For the first time since we got there, his attention went from his sandwich to me; the mirrors of his sunglasses showed me in my sunglasses looking back at myself. “It’s the grown-ups, bud. The old hippies. The ones that run the businesses. That run for office. That teach the classes. The Commies in designer undies.”

The latter was said with a certain wry humor; Evans was no redneck—or, if he was, it was by choice.

I asked him where he grew up.

“Around here,” he said, returning his attention to his sandwich. “Nichols, actually.”

That was a small farm community just twenty miles from Iowa City.

I said, “Did you go to school here at the University?”

“No. I got a four-year law enforcement degree through Port City Community, though.”

“That’s where I went.”

“No kiddin’? When?”

“Mid-seventies.”

“I was just before you, then. Nam? G.I. Bill?”

“Yeah.”

He smiled; it was as wide as the grill of a Cadillac. He took off the mirrored shades. His eyes were sky blue. “Me too.”

I took off my sunglasses. “Here’s looking at you,” I said, hoisting my ginger ale.

“So that’s the connection,” he said, smiling smaller now, thinking like a detective. “You’d’ve been a buddy of Brennan’s kid. Uh, Jack?”

“John. His name was John.”

He sobered. “Bought the farm, I hear.”

“Yeah. The whole damn plantation.”

“I never knew him. Good guy?”

“The best. We enlisted together.”

“Were you…?”

He trailed off, but I knew the question. Any vet would’ve.

I said, “No, I wasn’t with him. I was wounded and went home, before it happened. He stayed in. He didn’t buy it till the bitter fucking end. The evacuation, in ’75. He was flying Air America.”

Evans almost shuddered. “I didn’t have the
cojones
for that mercenary shit. Duty that heavy I never did need.”

“John liked the military. I think he liked the action, too.”

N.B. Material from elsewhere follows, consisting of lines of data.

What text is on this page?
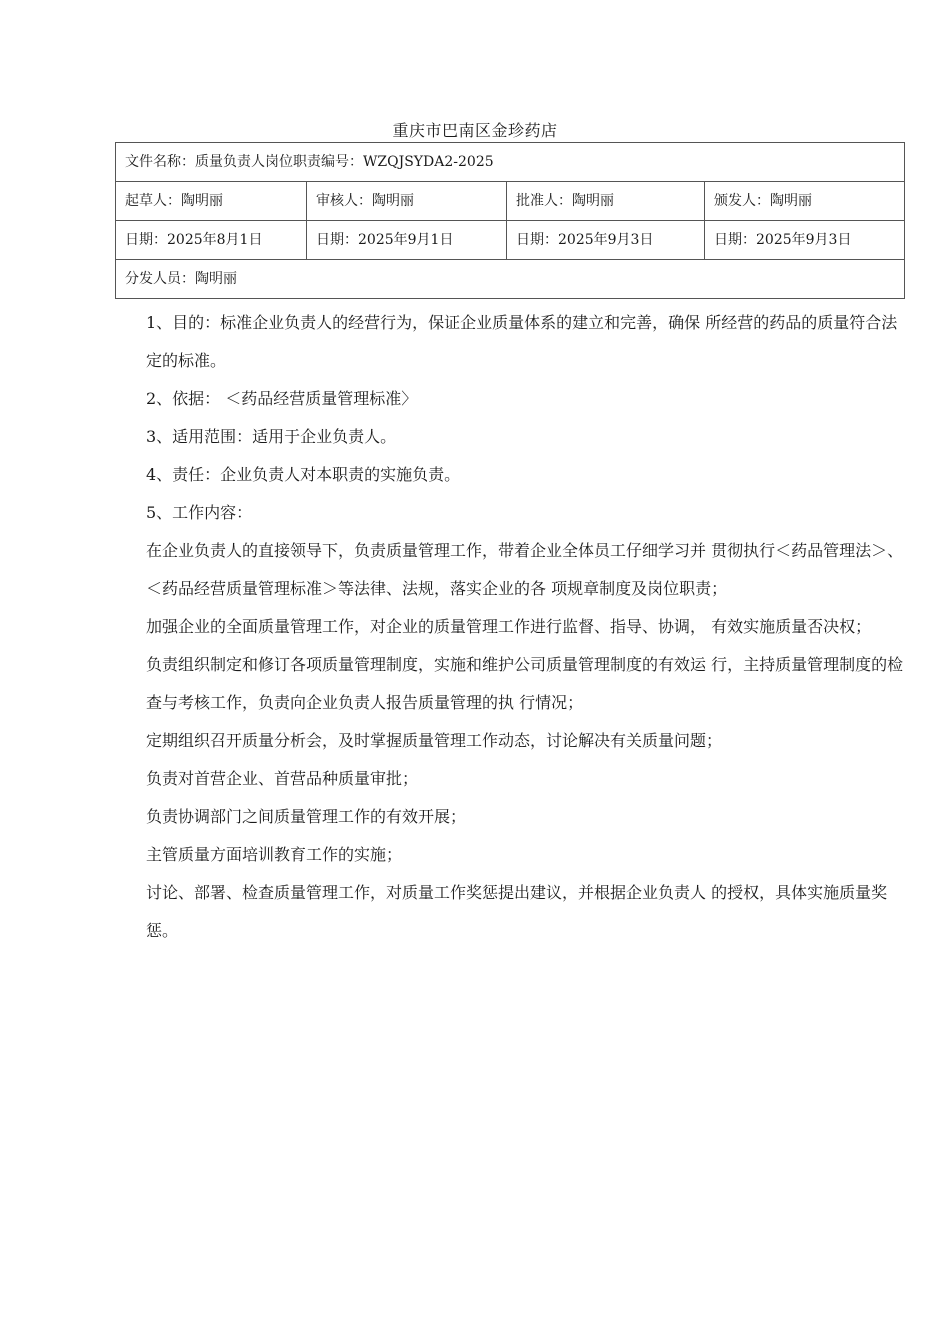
重庆市巴南区金珍药店
文件名称：质量负责人岗位职责编号：WZQJSYDA2-2025			
起草人：陶明丽	审核人：陶明丽	批准人：陶明丽	颁发人：陶明丽
日期：2025年8月1日	日期：2025年9月1日	日期：2025年9月3日	日期：2025年9月3日
分发人员：陶明丽			

1、目的：标准企业负责人的经营行为，保证企业质量体系的建立和完善，确保 所经营的药品的质量符合法定的标准。

2、依据： ＜药品经营质量管理标准〉

3、适用范围：适用于企业负责人。

4、责任：企业负责人对本职责的实施负责。

5、工作内容：

在企业负责人的直接领导下，负责质量管理工作，带着企业全体员工仔细学习并 贯彻执行＜药品管理法＞、＜药品经营质量管理标准＞等法律、法规，落实企业的各 项规章制度及岗位职责；

加强企业的全面质量管理工作，对企业的质量管理工作进行监督、指导、协调， 有效实施质量否决权；

负责组织制定和修订各项质量管理制度，实施和维护公司质量管理制度的有效运 行，主持质量管理制度的检查与考核工作，负责向企业负责人报告质量管理的执 行情况；

定期组织召开质量分析会，及时掌握质量管理工作动态，讨论解决有关质量问题；

负责对首营企业、首营品种质量审批；

负责协调部门之间质量管理工作的有效开展；

主管质量方面培训教育工作的实施；

讨论、部署、检查质量管理工作，对质量工作奖惩提出建议，并根据企业负责人 的授权，具体实施质量奖惩。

“I can understand that. Being in law enforcement is that way, in a way. But Vietnam, that was one hell-hole. I was glad to get free of it.”

“Me too.”

He laughed. “Funny thing is, we bust our butts, and the hippies inherit the earth.”

“How do you mean?”

He kept his voice down, leaning forward, half a sub in one hand like a weapon he was keeping handy. “They own everything around here. Look around this downtown. It looks like Disneyland if Joan Baez invented it.”

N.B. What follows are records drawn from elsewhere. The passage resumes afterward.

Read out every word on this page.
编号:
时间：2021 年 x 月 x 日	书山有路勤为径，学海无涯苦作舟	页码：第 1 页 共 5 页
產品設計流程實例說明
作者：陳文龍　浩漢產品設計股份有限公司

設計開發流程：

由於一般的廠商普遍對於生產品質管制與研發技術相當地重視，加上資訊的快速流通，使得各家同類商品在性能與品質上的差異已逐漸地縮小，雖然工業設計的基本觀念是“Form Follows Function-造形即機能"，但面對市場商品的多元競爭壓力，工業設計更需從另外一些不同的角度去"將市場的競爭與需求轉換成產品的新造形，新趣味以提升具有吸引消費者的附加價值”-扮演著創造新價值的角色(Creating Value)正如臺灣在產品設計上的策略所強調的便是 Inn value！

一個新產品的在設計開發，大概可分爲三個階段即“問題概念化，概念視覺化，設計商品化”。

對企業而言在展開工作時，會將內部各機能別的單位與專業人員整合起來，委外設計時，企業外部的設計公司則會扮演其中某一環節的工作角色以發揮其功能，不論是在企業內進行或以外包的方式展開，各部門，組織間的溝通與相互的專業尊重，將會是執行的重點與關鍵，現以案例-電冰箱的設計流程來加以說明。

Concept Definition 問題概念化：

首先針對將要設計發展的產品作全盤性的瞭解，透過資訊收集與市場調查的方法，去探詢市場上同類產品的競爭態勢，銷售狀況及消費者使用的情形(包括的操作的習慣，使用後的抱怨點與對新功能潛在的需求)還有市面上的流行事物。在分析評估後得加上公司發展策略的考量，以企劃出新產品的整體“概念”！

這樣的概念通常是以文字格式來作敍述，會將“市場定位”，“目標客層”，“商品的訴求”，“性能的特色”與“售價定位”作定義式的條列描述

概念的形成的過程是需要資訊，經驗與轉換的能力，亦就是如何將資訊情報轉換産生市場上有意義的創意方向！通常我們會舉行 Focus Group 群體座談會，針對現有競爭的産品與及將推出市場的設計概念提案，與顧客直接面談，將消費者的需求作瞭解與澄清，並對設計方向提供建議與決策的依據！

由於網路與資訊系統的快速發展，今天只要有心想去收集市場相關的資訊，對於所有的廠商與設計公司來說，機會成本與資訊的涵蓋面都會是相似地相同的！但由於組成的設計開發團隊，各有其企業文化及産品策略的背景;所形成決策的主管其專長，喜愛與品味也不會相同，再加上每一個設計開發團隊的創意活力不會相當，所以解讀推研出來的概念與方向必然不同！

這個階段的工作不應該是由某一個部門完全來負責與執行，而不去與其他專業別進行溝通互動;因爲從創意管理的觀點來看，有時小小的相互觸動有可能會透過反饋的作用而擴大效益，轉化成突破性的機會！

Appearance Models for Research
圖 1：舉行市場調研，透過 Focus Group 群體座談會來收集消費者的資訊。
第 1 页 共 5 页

I laughed at that. “That’s a good line. I may use it.”

“Oh, yeah. Brennan said you’re a writer. What do you write?”

“Mysteries.”

“Name a couple.”

I did.

He said, “Haven’t read ’em.” Looking for a way to connect, he said, “I like the Executioner, though. I read all of those.”

“What can you tell me about Ginnie Mullens?”

He chewed a bite of his sandwich; began talking before he swallowed it. “She’s a good example of what I was talking about before. She was a campus radical. SDS. Yippie. The whole route. Ran a head shop. Look what it turned into.”

“It’s turned into a nice little business.”

“Yeah, there’s been mucho dough made there, over the years.” He leaned forward again. “Not all of it from furniture and imported coffee, either.”